Multistage magmatism recorded in a single gneiss dome: Insights from the Lhagoi Kangri leucogranites, Himalayan orogen

Abstract

Abstract Determining the geochronological framework and geochemical nature of magmatism associated with orogenic processes is crucial to decipher the evolution of orogenic belts. The Himalayan orogen has recorded considerable information regarding deformation, metamorphism, and magmatism related to orogenic processes. Here, we identify four stages of granitic magmatism on the basis of monazite U–Th–Pb dating of rocks from the Lhagoi Kangri dome, north Himalayan antiform, southern Tibet: middle Eocene (42–40 Ma), late Eocene (ca. 36 Ma), Oligocene (ca. 26 Ma), and Miocene (16–13 Ma).

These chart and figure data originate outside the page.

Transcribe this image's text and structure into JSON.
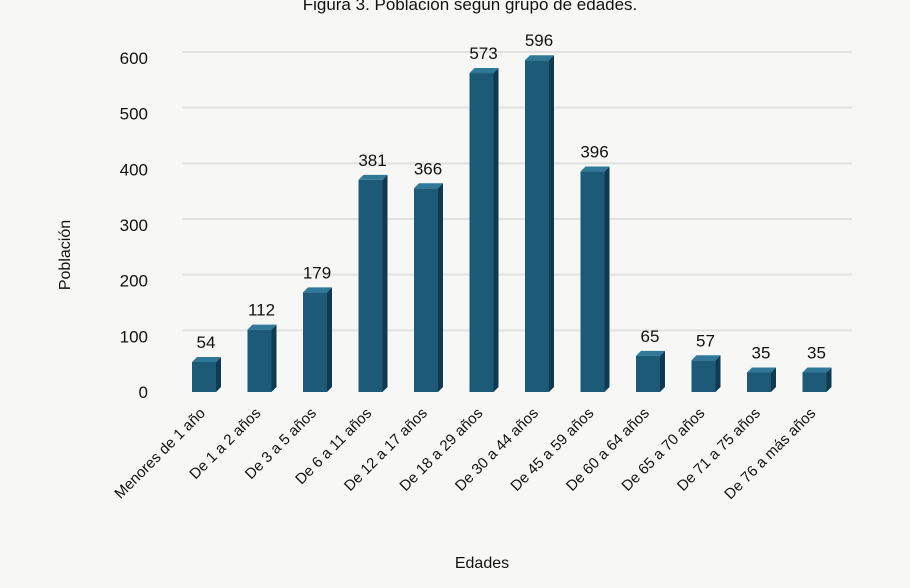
{
  "chart_data": {
    "type": "bar",
    "title": "Figura 3. Población según grupo de edades.",
    "xlabel": "Edades",
    "ylabel": "Población",
    "categories": [
      "Menores de 1 año",
      "De 1 a 2 años",
      "De 3 a 5 años",
      "De 6 a 11 años",
      "De 12 a 17 años",
      "De 18 a 29 años",
      "De 30 a 44 años",
      "De 45 a 59 años",
      "De 60 a 64 años",
      "De 65 a 70 años",
      "De 71 a 75 años",
      "De 76 a más años"
    ],
    "values": [
      54,
      112,
      179,
      381,
      366,
      573,
      596,
      396,
      65,
      57,
      35,
      35
    ],
    "ylim": [
      0,
      600
    ],
    "yticks": [
      0,
      100,
      200,
      300,
      400,
      500,
      600
    ],
    "grid": true,
    "legend": "none",
    "colors": {
      "bar_front": "#1d5a78",
      "bar_side": "#0f3a52",
      "bar_top": "#2f7898",
      "grid": "#e1e1e1"
    }
  }
}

The middle Eocene tourmaline-bearing leucogranite is characterized by (1) relatively high SiO2 (78.7 wt%), Al2O3 (12.6 wt%), and Na2O (6.3 wt%) contents; (2) enrichment in light rare earth elements (LREEs), depletion in heavy REEs, high abundances of REEs, and pronounced negative Eu anomalies; and (3) relatively low values of whole-rock Sr Nd isotope compositions (87Sr/86Sr(t) = 0.72101 and eNd(t) = −9.8). And the coeval garnet–bearing two–mica granite has a pronounced negative Eu anomaly (Eu/Eu* = 0.07) and a significate lanthanide tetrad effect (TE1,3 = 1.46). These geochemical data suggest that these leucogranites underwent fractional crystallization. They provide a robust evidence for that anatexis of the lower crust of Indian plate began at 42–40 Ma in the central Himalayan orogen. The Oligocene and Miocene two–mica granites share broadly similar geochemical characteristics, such as moderate REE contents and weak negative Eu anomalies, and are distinct from the garnet-bearing muscovite leucogranite. Whole-rock Sr Nd isotope compositions of the Oligocene and Miocene leucogranites differ from those of the middle Eocene leucogranites, with higher 87Sr/86Sr(t) ratios (0.73524–0.74188) and lower eNd(t) values (−14.7 to −13.7). These geochemical data indicate that the Oligocene and Miocene leucogranites are products of muscovite-dehydration melting of metasedimentary rocks. The garnet-bearing muscovite leucogranite shows the REE tetrad effect, which suggests that it is more evolved than the coeval two–mica granite. We therefore infer that the variations in age and isotopic characteristics of the studied leucogranites were caused by a change in melt source resulting from the compression–extension evolution of the Himalayan collisional orogenic system.